The practical view: relevant criteria and …

Still, these cases would have most likely turned out negatively for the businesses had the freelancing contracts not been made with specialists in their field who had their own businesses for some time already and could provide an impressive track record of (other) former clients as well as demonstrate they had use of their own office facilities away from the project’s business. Under German law, it is also essential that the freelancer not be obliged to work set hours on a daily, weekly or monthly basis and is, from the outset, free to determine the amount and scheduling of the time he or she assigns to one project. The freelancer must provide the equipment required to carry out assignments, including, for example, a laptop, computer, phone, standard software and the like, as well as his or her own office facilities.
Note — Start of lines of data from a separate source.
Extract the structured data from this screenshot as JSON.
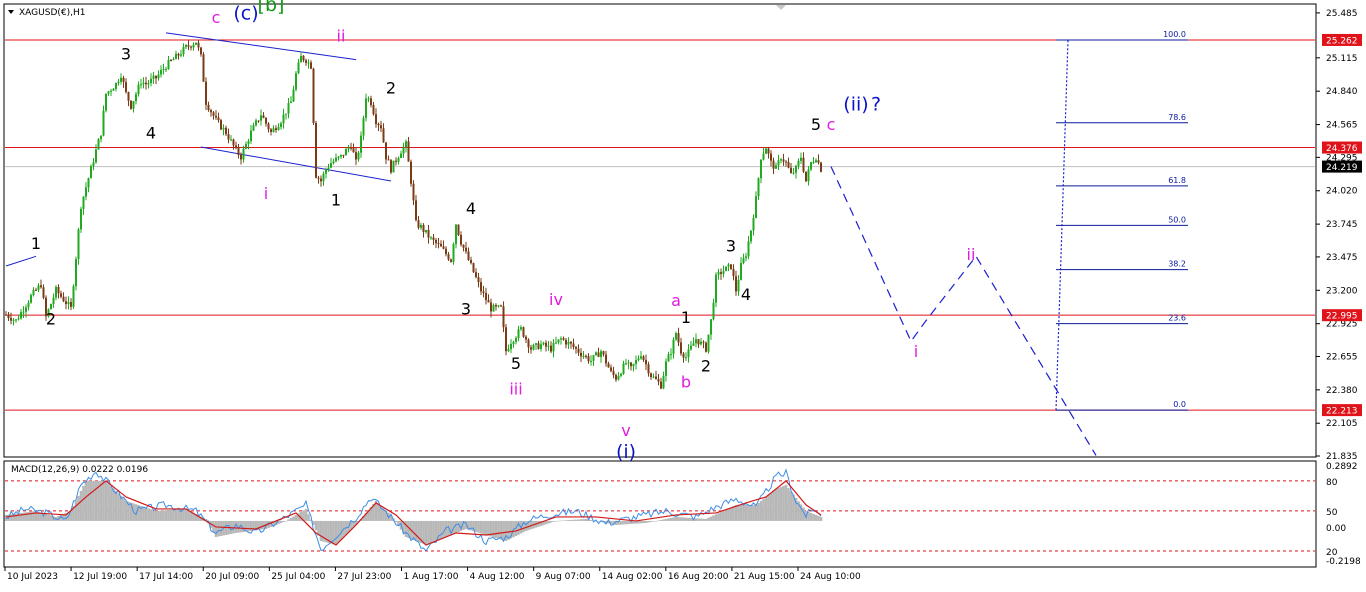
{
  "chart_data": {
    "type": "candlestick",
    "symbol_label": "XAGUSD(€),H1",
    "macd_label": "MACD(12,26,9) 0.0222 0.0196",
    "colors": {
      "up": "#1faa1f",
      "down": "#7a3b16",
      "hline": "#e0131a",
      "price_tag": "#e0131a",
      "current_tag": "#000000",
      "fib": "#0a1a9c",
      "projection": "#1b1fd0",
      "wave_magenta": "#e21ce0",
      "wave_black": "#000000",
      "wave_blue": "#0d15c8",
      "wave_green": "#0f9b0f",
      "macd_hist": "#b8b8b8",
      "macd_main": "#3d8ee6",
      "macd_signal": "#d11a1a",
      "macd_level": "#e0131a"
    },
    "price_axis": {
      "range": [
        21.835,
        25.55
      ],
      "ticks": [
        "25.485",
        "25.115",
        "24.840",
        "24.565",
        "24.295",
        "24.020",
        "23.745",
        "23.475",
        "23.200",
        "22.925",
        "22.655",
        "22.380",
        "22.105",
        "21.835"
      ]
    },
    "price_tags": [
      {
        "label": "25.262",
        "price": 25.262,
        "kind": "level"
      },
      {
        "label": "24.376",
        "price": 24.376,
        "kind": "level"
      },
      {
        "label": "24.219",
        "price": 24.219,
        "kind": "current"
      },
      {
        "label": "22.995",
        "price": 22.995,
        "kind": "level"
      },
      {
        "label": "22.213",
        "price": 22.213,
        "kind": "level"
      }
    ],
    "horizontal_levels": [
      25.262,
      24.376,
      22.995,
      22.213
    ],
    "current_price": 24.219,
    "time_axis": [
      "10 Jul 2023",
      "12 Jul 19:00",
      "17 Jul 14:00",
      "20 Jul 09:00",
      "25 Jul 04:00",
      "27 Jul 23:00",
      "1 Aug 17:00",
      "4 Aug 12:00",
      "9 Aug 07:00",
      "14 Aug 02:00",
      "16 Aug 20:00",
      "21 Aug 15:00",
      "24 Aug 10:00"
    ],
    "fib_levels": [
      {
        "label": "100.0",
        "price": 25.262
      },
      {
        "label": "78.6",
        "price": 24.58
      },
      {
        "label": "61.8",
        "price": 24.06
      },
      {
        "label": "50.0",
        "price": 23.735
      },
      {
        "label": "38.2",
        "price": 23.37
      },
      {
        "label": "23.6",
        "price": 22.925
      },
      {
        "label": "0.0",
        "price": 22.213
      }
    ],
    "price_path": [
      {
        "t": 0,
        "p": 23.0
      },
      {
        "t": 2,
        "p": 22.95
      },
      {
        "t": 5,
        "p": 23.15
      },
      {
        "t": 7,
        "p": 23.25
      },
      {
        "t": 8,
        "p": 22.98
      },
      {
        "t": 10,
        "p": 23.2
      },
      {
        "t": 12,
        "p": 23.1
      },
      {
        "t": 13,
        "p": 23.05
      },
      {
        "t": 15,
        "p": 23.9
      },
      {
        "t": 17,
        "p": 24.2
      },
      {
        "t": 19,
        "p": 24.5
      },
      {
        "t": 20,
        "p": 24.82
      },
      {
        "t": 22,
        "p": 24.9
      },
      {
        "t": 23,
        "p": 24.98
      },
      {
        "t": 24,
        "p": 24.82
      },
      {
        "t": 25,
        "p": 24.72
      },
      {
        "t": 27,
        "p": 24.92
      },
      {
        "t": 28,
        "p": 24.9
      },
      {
        "t": 30,
        "p": 24.95
      },
      {
        "t": 32,
        "p": 25.05
      },
      {
        "t": 34,
        "p": 25.12
      },
      {
        "t": 36,
        "p": 25.2
      },
      {
        "t": 38,
        "p": 25.25
      },
      {
        "t": 39,
        "p": 25.12
      },
      {
        "t": 40,
        "p": 24.75
      },
      {
        "t": 42,
        "p": 24.6
      },
      {
        "t": 44,
        "p": 24.5
      },
      {
        "t": 46,
        "p": 24.35
      },
      {
        "t": 47,
        "p": 24.3
      },
      {
        "t": 49,
        "p": 24.5
      },
      {
        "t": 51,
        "p": 24.65
      },
      {
        "t": 53,
        "p": 24.5
      },
      {
        "t": 55,
        "p": 24.6
      },
      {
        "t": 57,
        "p": 24.75
      },
      {
        "t": 58,
        "p": 24.98
      },
      {
        "t": 59,
        "p": 25.12
      },
      {
        "t": 60,
        "p": 25.1
      },
      {
        "t": 61,
        "p": 25.05
      },
      {
        "t": 62,
        "p": 24.15
      },
      {
        "t": 63,
        "p": 24.1
      },
      {
        "t": 64,
        "p": 24.2
      },
      {
        "t": 65,
        "p": 24.25
      },
      {
        "t": 67,
        "p": 24.3
      },
      {
        "t": 69,
        "p": 24.4
      },
      {
        "t": 70,
        "p": 24.25
      },
      {
        "t": 71,
        "p": 24.45
      },
      {
        "t": 72,
        "p": 24.8
      },
      {
        "t": 73,
        "p": 24.75
      },
      {
        "t": 74,
        "p": 24.6
      },
      {
        "t": 75,
        "p": 24.55
      },
      {
        "t": 76,
        "p": 24.3
      },
      {
        "t": 77,
        "p": 24.2
      },
      {
        "t": 79,
        "p": 24.35
      },
      {
        "t": 80,
        "p": 24.4
      },
      {
        "t": 81,
        "p": 24.1
      },
      {
        "t": 82,
        "p": 23.75
      },
      {
        "t": 83,
        "p": 23.72
      },
      {
        "t": 85,
        "p": 23.62
      },
      {
        "t": 87,
        "p": 23.55
      },
      {
        "t": 89,
        "p": 23.45
      },
      {
        "t": 90,
        "p": 23.75
      },
      {
        "t": 91,
        "p": 23.6
      },
      {
        "t": 93,
        "p": 23.4
      },
      {
        "t": 95,
        "p": 23.2
      },
      {
        "t": 97,
        "p": 23.05
      },
      {
        "t": 99,
        "p": 23.05
      },
      {
        "t": 100,
        "p": 22.7
      },
      {
        "t": 101,
        "p": 22.78
      },
      {
        "t": 103,
        "p": 22.88
      },
      {
        "t": 105,
        "p": 22.72
      },
      {
        "t": 107,
        "p": 22.75
      },
      {
        "t": 109,
        "p": 22.72
      },
      {
        "t": 111,
        "p": 22.8
      },
      {
        "t": 113,
        "p": 22.75
      },
      {
        "t": 115,
        "p": 22.68
      },
      {
        "t": 117,
        "p": 22.62
      },
      {
        "t": 119,
        "p": 22.7
      },
      {
        "t": 121,
        "p": 22.52
      },
      {
        "t": 122,
        "p": 22.48
      },
      {
        "t": 124,
        "p": 22.6
      },
      {
        "t": 125,
        "p": 22.55
      },
      {
        "t": 127,
        "p": 22.68
      },
      {
        "t": 129,
        "p": 22.5
      },
      {
        "t": 131,
        "p": 22.42
      },
      {
        "t": 132,
        "p": 22.6
      },
      {
        "t": 133,
        "p": 22.7
      },
      {
        "t": 134,
        "p": 22.85
      },
      {
        "t": 135,
        "p": 22.7
      },
      {
        "t": 136,
        "p": 22.65
      },
      {
        "t": 138,
        "p": 22.8
      },
      {
        "t": 140,
        "p": 22.72
      },
      {
        "t": 141,
        "p": 22.95
      },
      {
        "t": 142,
        "p": 23.3
      },
      {
        "t": 143,
        "p": 23.35
      },
      {
        "t": 145,
        "p": 23.4
      },
      {
        "t": 146,
        "p": 23.2
      },
      {
        "t": 147,
        "p": 23.4
      },
      {
        "t": 148,
        "p": 23.5
      },
      {
        "t": 149,
        "p": 23.7
      },
      {
        "t": 150,
        "p": 23.95
      },
      {
        "t": 151,
        "p": 24.3
      },
      {
        "t": 152,
        "p": 24.38
      },
      {
        "t": 153,
        "p": 24.25
      },
      {
        "t": 154,
        "p": 24.2
      },
      {
        "t": 155,
        "p": 24.3
      },
      {
        "t": 156,
        "p": 24.25
      },
      {
        "t": 157,
        "p": 24.15
      },
      {
        "t": 158,
        "p": 24.2
      },
      {
        "t": 159,
        "p": 24.3
      },
      {
        "t": 160,
        "p": 24.1
      },
      {
        "t": 161,
        "p": 24.25
      },
      {
        "t": 162,
        "p": 24.3
      },
      {
        "t": 163,
        "p": 24.2
      }
    ],
    "projection_path": [
      {
        "t": 165,
        "p": 24.219
      },
      {
        "t": 181,
        "p": 22.78
      },
      {
        "t": 184,
        "p": 22.95
      },
      {
        "t": 194,
        "p": 23.48
      },
      {
        "t": 218,
        "p": 21.84
      }
    ],
    "fib_vertical_t": 210,
    "wave_labels": [
      {
        "text": "1",
        "t": 6,
        "p": 23.54,
        "color": "wave_black"
      },
      {
        "text": "2",
        "t": 9,
        "p": 22.92,
        "color": "wave_black"
      },
      {
        "text": "3",
        "t": 24,
        "p": 25.1,
        "color": "wave_black"
      },
      {
        "text": "4",
        "t": 29,
        "p": 24.45,
        "color": "wave_black"
      },
      {
        "text": "c",
        "t": 42,
        "p": 25.4,
        "color": "wave_magenta"
      },
      {
        "text": "(c)",
        "t": 48,
        "p": 25.43,
        "color": "wave_blue"
      },
      {
        "text": "[b]",
        "t": 53,
        "p": 25.5,
        "color": "wave_green"
      },
      {
        "text": "ii",
        "t": 67,
        "p": 25.25,
        "color": "wave_magenta"
      },
      {
        "text": "i",
        "t": 52,
        "p": 23.95,
        "color": "wave_magenta"
      },
      {
        "text": "1",
        "t": 66,
        "p": 23.9,
        "color": "wave_black"
      },
      {
        "text": "2",
        "t": 77,
        "p": 24.82,
        "color": "wave_black"
      },
      {
        "text": "4",
        "t": 93,
        "p": 23.83,
        "color": "wave_black"
      },
      {
        "text": "3",
        "t": 92,
        "p": 23.0,
        "color": "wave_black"
      },
      {
        "text": "5",
        "t": 102,
        "p": 22.55,
        "color": "wave_black"
      },
      {
        "text": "iii",
        "t": 102,
        "p": 22.34,
        "color": "wave_magenta"
      },
      {
        "text": "iv",
        "t": 110,
        "p": 23.08,
        "color": "wave_magenta"
      },
      {
        "text": "v",
        "t": 124,
        "p": 22.0,
        "color": "wave_magenta"
      },
      {
        "text": "(i)",
        "t": 124,
        "p": 21.82,
        "color": "wave_blue"
      },
      {
        "text": "a",
        "t": 134,
        "p": 23.07,
        "color": "wave_magenta"
      },
      {
        "text": "1",
        "t": 136,
        "p": 22.93,
        "color": "wave_black"
      },
      {
        "text": "b",
        "t": 136,
        "p": 22.4,
        "color": "wave_magenta"
      },
      {
        "text": "2",
        "t": 140,
        "p": 22.53,
        "color": "wave_black"
      },
      {
        "text": "3",
        "t": 145,
        "p": 23.52,
        "color": "wave_black"
      },
      {
        "text": "4",
        "t": 148,
        "p": 23.12,
        "color": "wave_black"
      },
      {
        "text": "5",
        "t": 162,
        "p": 24.52,
        "color": "wave_black"
      },
      {
        "text": "c",
        "t": 165,
        "p": 24.52,
        "color": "wave_magenta"
      },
      {
        "text": "(ii)",
        "t": 170,
        "p": 24.68,
        "color": "wave_blue"
      },
      {
        "text": "?",
        "t": 174,
        "p": 24.68,
        "color": "wave_blue"
      },
      {
        "text": "i",
        "t": 182,
        "p": 22.65,
        "color": "wave_magenta"
      },
      {
        "text": "ii",
        "t": 193,
        "p": 23.45,
        "color": "wave_magenta"
      }
    ],
    "trendlines": [
      {
        "t1": 32,
        "p1": 25.32,
        "t2": 70,
        "p2": 25.1
      },
      {
        "t1": 39,
        "p1": 24.38,
        "t2": 77,
        "p2": 24.1
      },
      {
        "t1": 0,
        "p1": 23.4,
        "t2": 6,
        "p2": 23.48
      }
    ],
    "macd": {
      "axis_labels": [
        "0.2892",
        "80",
        "50",
        "0.00",
        "20",
        "-0.2198"
      ],
      "range": [
        -0.2198,
        0.2892
      ],
      "levels": [
        0.2,
        0.05,
        -0.15
      ],
      "histogram": [
        {
          "t": 0,
          "v": 0.03
        },
        {
          "t": 6,
          "v": 0.05
        },
        {
          "t": 10,
          "v": 0.02
        },
        {
          "t": 13,
          "v": 0.05
        },
        {
          "t": 16,
          "v": 0.2
        },
        {
          "t": 20,
          "v": 0.2
        },
        {
          "t": 24,
          "v": 0.1
        },
        {
          "t": 30,
          "v": 0.05
        },
        {
          "t": 36,
          "v": 0.06
        },
        {
          "t": 40,
          "v": 0.01
        },
        {
          "t": 42,
          "v": -0.08
        },
        {
          "t": 46,
          "v": -0.06
        },
        {
          "t": 52,
          "v": -0.04
        },
        {
          "t": 56,
          "v": 0.0
        },
        {
          "t": 60,
          "v": 0.06
        },
        {
          "t": 63,
          "v": -0.1
        },
        {
          "t": 66,
          "v": -0.12
        },
        {
          "t": 70,
          "v": -0.02
        },
        {
          "t": 74,
          "v": 0.1
        },
        {
          "t": 77,
          "v": 0.03
        },
        {
          "t": 80,
          "v": -0.08
        },
        {
          "t": 84,
          "v": -0.12
        },
        {
          "t": 88,
          "v": -0.08
        },
        {
          "t": 92,
          "v": -0.04
        },
        {
          "t": 96,
          "v": -0.07
        },
        {
          "t": 100,
          "v": -0.1
        },
        {
          "t": 104,
          "v": -0.05
        },
        {
          "t": 110,
          "v": 0.0
        },
        {
          "t": 116,
          "v": 0.01
        },
        {
          "t": 122,
          "v": -0.02
        },
        {
          "t": 128,
          "v": -0.01
        },
        {
          "t": 134,
          "v": 0.02
        },
        {
          "t": 140,
          "v": 0.01
        },
        {
          "t": 146,
          "v": 0.08
        },
        {
          "t": 150,
          "v": 0.08
        },
        {
          "t": 154,
          "v": 0.16
        },
        {
          "t": 156,
          "v": 0.18
        },
        {
          "t": 160,
          "v": 0.05
        },
        {
          "t": 163,
          "v": 0.02
        }
      ],
      "main_line": [
        {
          "t": 0,
          "v": 0.02
        },
        {
          "t": 4,
          "v": 0.06
        },
        {
          "t": 8,
          "v": 0.04
        },
        {
          "t": 12,
          "v": 0.0
        },
        {
          "t": 15,
          "v": 0.18
        },
        {
          "t": 18,
          "v": 0.25
        },
        {
          "t": 22,
          "v": 0.15
        },
        {
          "t": 26,
          "v": 0.05
        },
        {
          "t": 32,
          "v": 0.08
        },
        {
          "t": 38,
          "v": 0.05
        },
        {
          "t": 42,
          "v": -0.06
        },
        {
          "t": 46,
          "v": -0.02
        },
        {
          "t": 50,
          "v": -0.06
        },
        {
          "t": 56,
          "v": 0.02
        },
        {
          "t": 60,
          "v": 0.08
        },
        {
          "t": 63,
          "v": -0.14
        },
        {
          "t": 66,
          "v": -0.07
        },
        {
          "t": 70,
          "v": 0.02
        },
        {
          "t": 73,
          "v": 0.12
        },
        {
          "t": 77,
          "v": 0.02
        },
        {
          "t": 80,
          "v": -0.06
        },
        {
          "t": 84,
          "v": -0.15
        },
        {
          "t": 88,
          "v": -0.05
        },
        {
          "t": 92,
          "v": -0.02
        },
        {
          "t": 96,
          "v": -0.1
        },
        {
          "t": 100,
          "v": -0.08
        },
        {
          "t": 104,
          "v": 0.0
        },
        {
          "t": 108,
          "v": 0.03
        },
        {
          "t": 114,
          "v": 0.05
        },
        {
          "t": 120,
          "v": -0.01
        },
        {
          "t": 126,
          "v": 0.02
        },
        {
          "t": 132,
          "v": 0.05
        },
        {
          "t": 138,
          "v": 0.02
        },
        {
          "t": 142,
          "v": 0.07
        },
        {
          "t": 146,
          "v": 0.11
        },
        {
          "t": 150,
          "v": 0.07
        },
        {
          "t": 154,
          "v": 0.22
        },
        {
          "t": 156,
          "v": 0.24
        },
        {
          "t": 158,
          "v": 0.1
        },
        {
          "t": 160,
          "v": 0.03
        },
        {
          "t": 162,
          "v": 0.06
        },
        {
          "t": 163,
          "v": 0.02
        }
      ],
      "signal_line": [
        {
          "t": 0,
          "v": 0.02
        },
        {
          "t": 6,
          "v": 0.04
        },
        {
          "t": 12,
          "v": 0.03
        },
        {
          "t": 16,
          "v": 0.12
        },
        {
          "t": 20,
          "v": 0.2
        },
        {
          "t": 24,
          "v": 0.12
        },
        {
          "t": 30,
          "v": 0.06
        },
        {
          "t": 36,
          "v": 0.06
        },
        {
          "t": 42,
          "v": -0.03
        },
        {
          "t": 50,
          "v": -0.04
        },
        {
          "t": 58,
          "v": 0.04
        },
        {
          "t": 62,
          "v": -0.06
        },
        {
          "t": 66,
          "v": -0.12
        },
        {
          "t": 70,
          "v": -0.02
        },
        {
          "t": 74,
          "v": 0.09
        },
        {
          "t": 78,
          "v": 0.03
        },
        {
          "t": 84,
          "v": -0.12
        },
        {
          "t": 90,
          "v": -0.06
        },
        {
          "t": 96,
          "v": -0.07
        },
        {
          "t": 102,
          "v": -0.05
        },
        {
          "t": 110,
          "v": 0.02
        },
        {
          "t": 118,
          "v": 0.02
        },
        {
          "t": 126,
          "v": 0.0
        },
        {
          "t": 134,
          "v": 0.03
        },
        {
          "t": 142,
          "v": 0.04
        },
        {
          "t": 148,
          "v": 0.09
        },
        {
          "t": 152,
          "v": 0.12
        },
        {
          "t": 156,
          "v": 0.2
        },
        {
          "t": 160,
          "v": 0.08
        },
        {
          "t": 163,
          "v": 0.03
        }
      ]
    }
  }
}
In this respect, reimbursing costs should also be avoided, and the freelancer should calculate the costs that need to be covered by remuneration.

While a lot of the relevant criteria can be addressed in the freelance contract, business liabilities often result from the noncompliant practice of carrying out the contract over time. It has therefore proved to be very useful to hold training sessions at the beginning of a new project or for an event to be set up for a business involving freelancing followed by regular compliance reviews and updated training for both HR professionals and the line managers or project coordinators who act as the point of contact with the freelancers. The general idea must be that a freelancer is to be dealt with “at arm’s length,” much like an outside counsel or architect, and not like a “team member” when it comes to all kinds of daily issues such as organizing meetings, setting deadlines, reporting and participating in social (after-work) events as well as benefits like gym discounts and the like.

… the problem of a “must-be employee”

One difficult issue for businesses participating in the Internet economy involves business models that feature a special type of software or app or website backend to be used by freelancers. While such tying in through the software is often simply impossible to avoid from the business point of view, the German authorities and courts have traditionally considered this a decisive criterion for considering the freelancer a “must-be-employee” – that is, a situation where freelancing is made simply impossible by a required daily “integration” concerning software and IT. The courts have, however, recently accepted that a web designer writing code on the business’ servers for reasons of data volume and secrecy could in this respect be compared to a traditional freelance plumber required to work on the pipes “in-house” without jeopar-dizing his or her freelance status – provided other freelance criteria are fulfilled.

While these recent case law developments are encouraging for Internet businesses in Germany and will make it easier to defend new freelancing models emerging from the virtual economy, German law always requires an assessment be made on the basis of the various circumstances of the individual case and is averse to generalizing case law too lightly. It is therefore (still) up to each business to regularly set up and review – and possibly correct – its operations for social security compliance.